Bharti Infratel has been a leading telecom tower infrastructure provider in India consistently for years now. The enterprise of such a large scale—close to 2000 employees—had to assure the seamless availability of apps for all its users. But the CIO had to deal with a unique problem of the apps going haywire during peak business hours.
Availability was a distant dream
Rajesh Mittal, head-IT operations, Bharti Infratel, had a two-fold problem at hand. One, the application performance at the end user was a challenge and another was the application availability at the end-user level. “Most of the time, the application worked fine at the datacenter level; but often users complained that the app didn’t perform as it behaved on several occasions like business hours 10-12, peak hours, and month ends.”
When the technical team checked at the server level, the app worked fine; but the users still complained. For example, a CXO of Bharti Infratel needed to access a critical application—like a PI, PO approval, budget approval. In such a tedious situation any cost approval can’t exceed ½ a second, otherwise, the delay is considered an overwrite. “At the same time, there wasn’t a measurement tool. We relied on the words of end users about the problem. By the time we approached the external vendor the problem would be normalized,” says Mittal.
Mittal categorized the issue into three parts:
- User satisfaction was one problem.
- Productivity was a challenge.
- Availability of the application at end-user level was a challenge.
Prognosis and troubleshooting:
Mittal and his team readied a solution. The team deployed RUE at the edge of the network, i.e., the datacenter, ensuring every transaction on the server is tracked. This gives a hop-by-hop tracking of the point of delay. It is an X-ray of the transaction, which analyses the transaction and conducts a fault detection.
If any transaction is taking longer than the expected time, then an SMS and email alert is sent. For example: If a CXO finds a problem, prior to that the IT team gets notified in advance.
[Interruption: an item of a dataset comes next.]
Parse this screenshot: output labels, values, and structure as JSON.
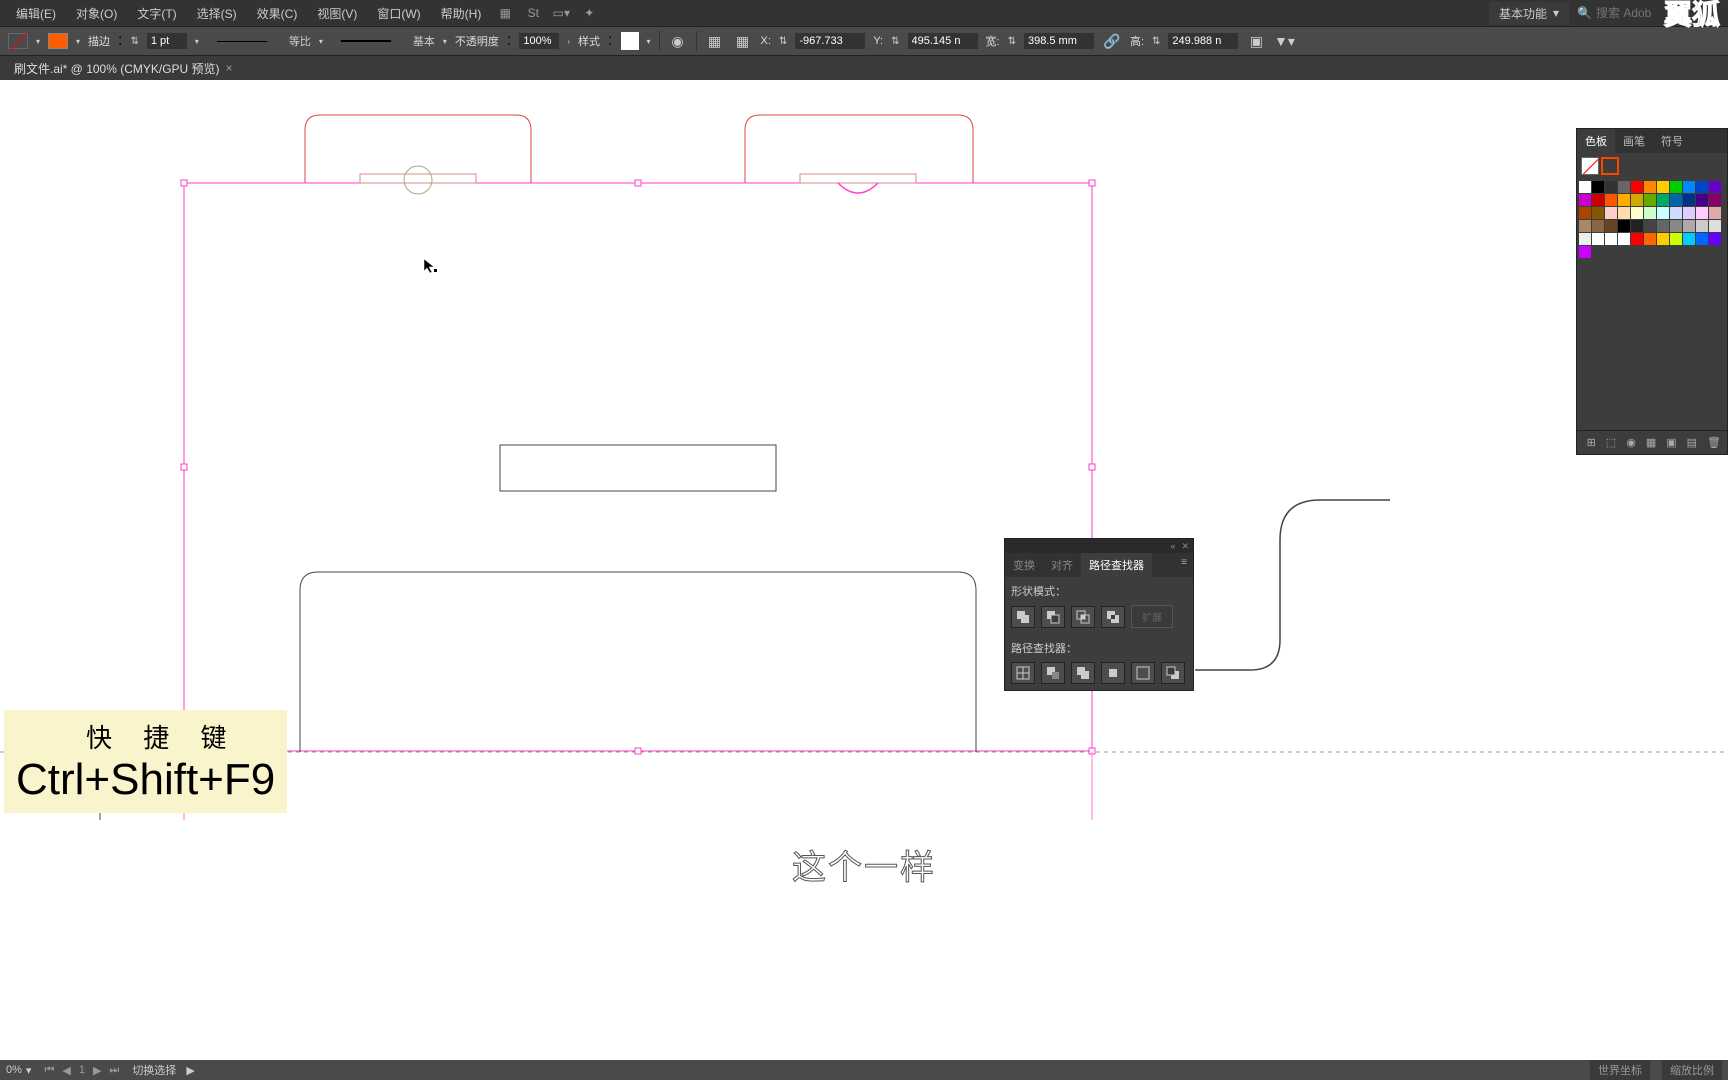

There is a dashboard where the health of the app is notified. After looking at so many alerts, an analysis is done. The dashboard detects the point and level of the fault. When you have an exception log over time, you get to know the root cause of the problem, which was hidden earlier. With this tool, diagnosis happens proactively and troubleshooting is faster. Hence, the rate of incidents has come down.
The solution also measures the availability of the application. There is a proxy agent sitting at each location and doing a synthetic transaction from each location to the company’s servers, 24x7. At any issue, it captures the log and notifies the issue from the server location. It gives real availability 24x7. Any problem at the server level is captured and gives a closer look at the network.
Benefits are two-fold:
Mittal could finally reap benefits of such an elaborate solution. “Productivity has been enhanced. People are facing lesser issues, and problems are being detected proactively.” Mittal says that he can now notice the problem pattern too. Therefore, the issues aren’t being repeated.
“There has been a reduction of tickets by 20 percent. This helped baselining the application performance at various levels and we could do an upgrade,” says Mittal.